La necesidad de ponerse cómodo para disfrutar a plenitud de The Irishman tiene que ver más bien con la forma narrativa que emplea Scorsese, donde la recreación no solo es de época sino de su propio estilo y el de los actores principales.
Asistimos entonces no a “una película dentro de una película”, sino a una que contiene muchas anteriores, sin hacerlo nunca explícito en la trama, aunque sí en la composición: en donde no solo se recrean momentos a partir del guión y la visión del director, sino en la que esta recreación nos remite a códigos conocidos por películas anteriores del realizador o gestos y miradas usados una y mil veces por los actores.
Por supuesto que la utilización repetida de códigos de dirección y actuación no es nueva en el cine, pero la particularidad aquí es que dicho ejercicio se ha realizado de forma tal que sea completamente consciente en el espectador; al punto que uno puede por momentos realizar asociaciones a primera vista sorprendentes (con Silence, por ejemplo).
Ello convierte a Scorsese no solo en uno de los cineastas más literarios que ha tenido el cine; además en el creador de una narrativa cinematográfica muy cercana a la novela actual.
Tal narrativa y extensión no dejan de encerrar peligros. Aunque Scorsese los evade casi todos, no se libra de secuencias donde la palabra y la imagen se sobreponen con redundancia (el ajusticiamiento de dos soldados alemanes durante la Segunda Guerra Mundial en Italia).

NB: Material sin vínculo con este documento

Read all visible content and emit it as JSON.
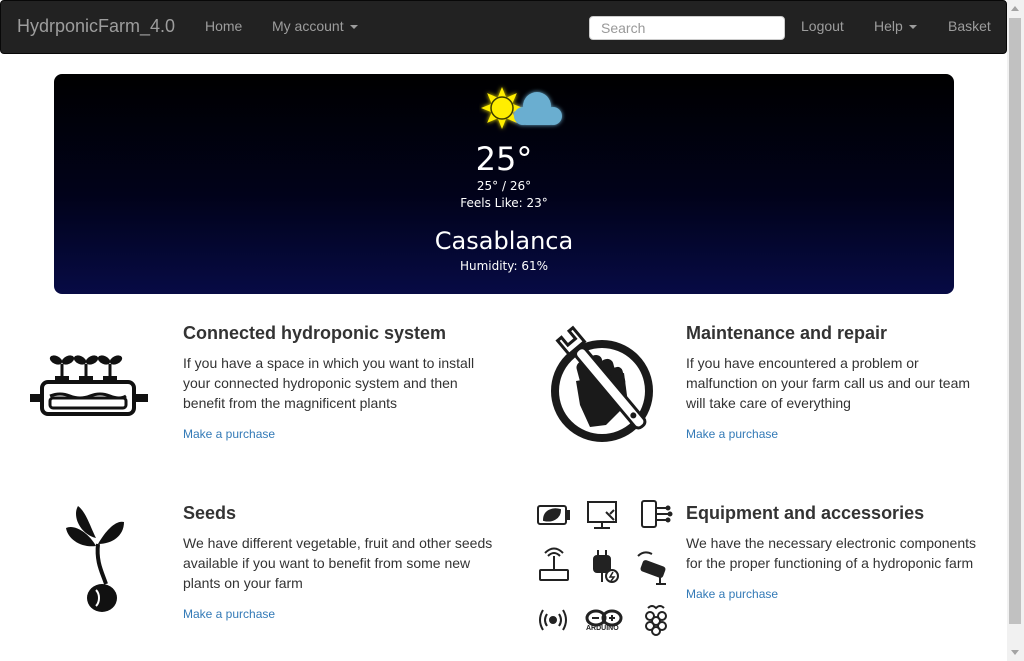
{
  "navbar": {
    "brand": "HydrponicFarm_4.0",
    "home": "Home",
    "my_account": "My account",
    "search_placeholder": "Search",
    "logout": "Logout",
    "help": "Help",
    "basket": "Basket"
  },
  "weather": {
    "icon": "sun-behind-cloud-icon",
    "temperature": "25°",
    "min_max": "25° / 26°",
    "feels_like": "Feels Like: 23°",
    "city": "Casablanca",
    "humidity": "Humidity: 61%"
  },
  "services": [
    {
      "title": "Connected hydroponic system",
      "description": "If you have a space in which you want to install your connected hydroponic system and then benefit from the magnificent plants",
      "link": "Make a purchase",
      "icon": "hydroponic-tray-icon"
    },
    {
      "title": "Maintenance and repair",
      "description": "If you have encountered a problem or malfunction on your farm call us and our team will take care of everything",
      "link": "Make a purchase",
      "icon": "fist-wrench-icon"
    },
    {
      "title": "Seeds",
      "description": "We have different vegetable, fruit and other seeds available if you want to benefit from some new plants on your farm",
      "link": "Make a purchase",
      "icon": "sprouting-seed-icon"
    },
    {
      "title": "Equipment and accessories",
      "description": "We have the necessary electronic components for the proper functioning of a hydroponic farm",
      "link": "Make a purchase",
      "icon": "electronics-grid-icon",
      "sub_icons": [
        "battery-leaf-icon",
        "touch-monitor-icon",
        "smartphone-circuit-icon",
        "router-icon",
        "power-plug-icon",
        "security-camera-icon",
        "wireless-signal-icon",
        "arduino-logo-icon",
        "raspberry-pi-icon"
      ],
      "arduino_label": "ARDUINO"
    }
  ],
  "colors": {
    "navbar_bg": "#222222",
    "link": "#337ab7",
    "weather_top": "#000000",
    "weather_bottom": "#070b45",
    "sun": "#ffee00",
    "cloud": "#6aaed0"
  }
}
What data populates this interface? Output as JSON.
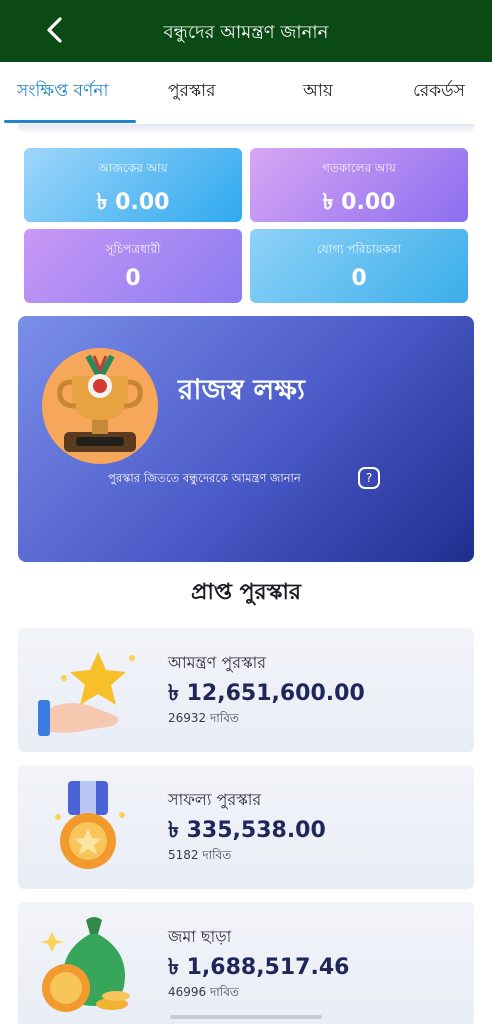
{
  "header": {
    "title": "বন্ধুদের আমন্ত্রণ জানান",
    "back_icon": "chevron-left-icon"
  },
  "tabs": [
    {
      "label": "সংক্ষিপ্ত বর্ণনা",
      "active": true
    },
    {
      "label": "পুরস্কার",
      "active": false
    },
    {
      "label": "আয়",
      "active": false
    },
    {
      "label": "রেকর্ডস",
      "active": false
    }
  ],
  "stats": [
    {
      "label": "আজকের আয়",
      "value": "৳ 0.00"
    },
    {
      "label": "গতকালের আয়",
      "value": "৳ 0.00"
    },
    {
      "label": "সূচিপত্রধারী",
      "value": "0"
    },
    {
      "label": "যোগ্য পরিচায়করা",
      "value": "0"
    }
  ],
  "banner": {
    "title": "রাজস্ব লক্ষ্য",
    "subtitle": "পুরস্কার জিততে বন্ধুদেরকে আমন্ত্রণ জানান",
    "help_symbol": "?"
  },
  "rewards_section_title": "প্রাপ্ত পুরস্কার",
  "rewards": [
    {
      "name": "আমন্ত্রণ পুরস্কার",
      "amount": "৳ 12,651,600.00",
      "claims": "26932 দাবিত",
      "icon": "star-hand-icon"
    },
    {
      "name": "সাফল্য পুরস্কার",
      "amount": "৳ 335,538.00",
      "claims": "5182 দাবিত",
      "icon": "medal-icon"
    },
    {
      "name": "জমা ছাড়া",
      "amount": "৳ 1,688,517.46",
      "claims": "46996 দাবিত",
      "icon": "money-bag-icon"
    }
  ],
  "colors": {
    "header_bg": "#0b4a14",
    "tab_active": "#1c84c8",
    "amount_text": "#1f2659"
  }
}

Y es que el realizador no se limita a mostrar o recrear. Scorsese adolece de un pecado original de culpa y expiación debido a su fe católica. Ese catolicismo presente en la cinta —no solo en confesiones y rezos— es su mayor debilidad.

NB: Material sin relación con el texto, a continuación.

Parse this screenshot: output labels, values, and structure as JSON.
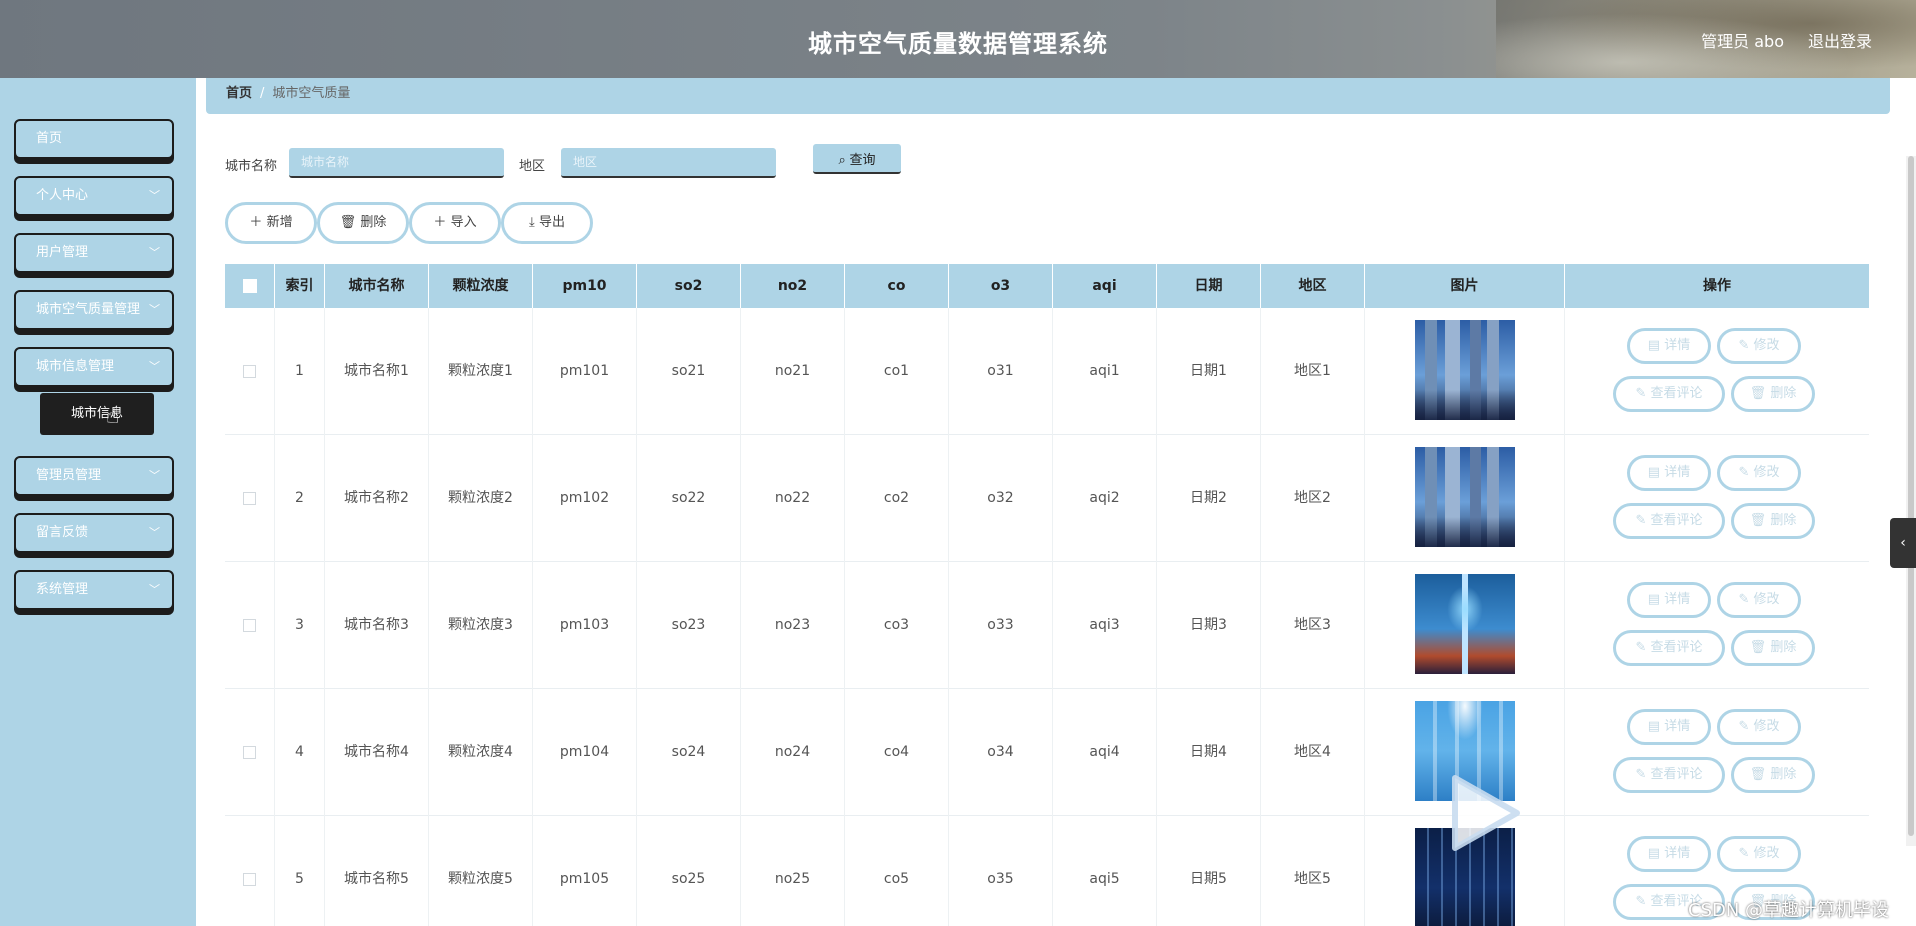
{
  "header": {
    "title": "城市空气质量数据管理系统",
    "user": "管理员 abo",
    "logout": "退出登录"
  },
  "sidebar": {
    "items": [
      {
        "label": "首页",
        "chevron": false
      },
      {
        "label": "个人中心",
        "chevron": true
      },
      {
        "label": "用户管理",
        "chevron": true
      },
      {
        "label": "城市空气质量管理",
        "chevron": true
      },
      {
        "label": "城市信息管理",
        "chevron": true
      },
      {
        "label": "管理员管理",
        "chevron": true
      },
      {
        "label": "留言反馈",
        "chevron": true
      },
      {
        "label": "系统管理",
        "chevron": true
      }
    ],
    "tooltip": "城市信息"
  },
  "breadcrumb": {
    "home": "首页",
    "sep": "/",
    "current": "城市空气质量"
  },
  "search": {
    "city_label": "城市名称",
    "city_placeholder": "城市名称",
    "area_label": "地区",
    "area_placeholder": "地区",
    "query_label": "查询"
  },
  "actions": {
    "add": "新增",
    "delete": "删除",
    "import": "导入",
    "export": "导出"
  },
  "table": {
    "headers": [
      "索引",
      "城市名称",
      "颗粒浓度",
      "pm10",
      "so2",
      "no2",
      "co",
      "o3",
      "aqi",
      "日期",
      "地区",
      "图片",
      "操作"
    ],
    "rows": [
      {
        "index": "1",
        "city": "城市名称1",
        "particle": "颗粒浓度1",
        "pm10": "pm101",
        "so2": "so21",
        "no2": "no21",
        "co": "co1",
        "o3": "o31",
        "aqi": "aqi1",
        "date": "日期1",
        "area": "地区1"
      },
      {
        "index": "2",
        "city": "城市名称2",
        "particle": "颗粒浓度2",
        "pm10": "pm102",
        "so2": "so22",
        "no2": "no22",
        "co": "co2",
        "o3": "o32",
        "aqi": "aqi2",
        "date": "日期2",
        "area": "地区2"
      },
      {
        "index": "3",
        "city": "城市名称3",
        "particle": "颗粒浓度3",
        "pm10": "pm103",
        "so2": "so23",
        "no2": "no23",
        "co": "co3",
        "o3": "o33",
        "aqi": "aqi3",
        "date": "日期3",
        "area": "地区3"
      },
      {
        "index": "4",
        "city": "城市名称4",
        "particle": "颗粒浓度4",
        "pm10": "pm104",
        "so2": "so24",
        "no2": "no24",
        "co": "co4",
        "o3": "o34",
        "aqi": "aqi4",
        "date": "日期4",
        "area": "地区4"
      },
      {
        "index": "5",
        "city": "城市名称5",
        "particle": "颗粒浓度5",
        "pm10": "pm105",
        "so2": "so25",
        "no2": "no25",
        "co": "co5",
        "o3": "o35",
        "aqi": "aqi5",
        "date": "日期5",
        "area": "地区5"
      }
    ],
    "ops": {
      "detail": "详情",
      "edit": "修改",
      "comments": "查看评论",
      "delete": "删除"
    }
  },
  "watermark": "CSDN @草趣计算机毕设",
  "colors": {
    "accent": "#aed4e6",
    "dark": "#1c1c1c"
  }
}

The Irishman destaca también por el empleo inteligente de los recursos digitales, como para absolver al cine de tanto desperdicio en boberías con el empleo de los efectos especiales.

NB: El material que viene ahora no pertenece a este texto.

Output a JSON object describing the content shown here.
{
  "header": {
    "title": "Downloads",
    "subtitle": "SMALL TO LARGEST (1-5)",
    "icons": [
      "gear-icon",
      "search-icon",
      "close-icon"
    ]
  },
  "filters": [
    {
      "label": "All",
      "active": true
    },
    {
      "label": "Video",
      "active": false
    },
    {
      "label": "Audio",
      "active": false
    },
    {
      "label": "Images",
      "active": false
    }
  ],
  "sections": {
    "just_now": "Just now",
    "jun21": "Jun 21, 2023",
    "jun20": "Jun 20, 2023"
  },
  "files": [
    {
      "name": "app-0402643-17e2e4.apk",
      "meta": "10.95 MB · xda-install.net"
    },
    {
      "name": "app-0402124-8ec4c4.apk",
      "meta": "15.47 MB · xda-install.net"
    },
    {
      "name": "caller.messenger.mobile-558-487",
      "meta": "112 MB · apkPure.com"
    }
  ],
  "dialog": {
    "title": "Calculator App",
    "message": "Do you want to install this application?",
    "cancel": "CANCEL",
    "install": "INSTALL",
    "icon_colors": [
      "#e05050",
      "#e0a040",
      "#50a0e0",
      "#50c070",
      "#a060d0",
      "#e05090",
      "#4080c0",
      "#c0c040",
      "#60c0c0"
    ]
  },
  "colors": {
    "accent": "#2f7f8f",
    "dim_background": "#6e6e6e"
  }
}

Aquí no es solo la transformación de los actores a lo largo de tres décadas —el hitman Frank Sheeran (Robert De Niro), el mafioso Russell Bufalino (Joe Pesci) y el líder sindical Jimmy Hoffa (Al Pacino)—, sino en todo el trabajo de recreación de época.
La presencia de estos tres actores en The Irishman lleva a comparaciones algo forzadas. Si Pacino deslumbra desde que aparece, porque su personaje es exuberante y enfático —más que el clásico orador estadounidense, el típico telepredicador—, cuando termina la película uno comienza a valorar más la actuación de De Niro repitiendo un papel que ha hecho mil veces, y a encontrar sutilezas en los momentos en que aparece como anciano, algo que solo un gran actor puede alcanzar. Ocurre al igual con Pesci, solo que en su caso por la vía contraria a Pacino: su contención benévola de un personaje siniestro resulta ejemplar.
Mencionar al final los aspectos políticos en The Irishman es resistirse a la tentación del momento. Scorsese no mezcla los acontecimientos de la política nacional e internacional con las trifulcas y asesinatos de la mafia. Tampoco presenta a sus personajes en un background político. No estamos ante un ejercicio similar a las novelas que hicieron famoso en su momento a John Dos Passos.
Todas las trapacerías y las muertes en The Irishman están tan intrincadas, que las viviendas —incluida la Casa Blanca— se comunican por los traspatios. Y uno de esos traspatios está en Miami y lleno de cubanos.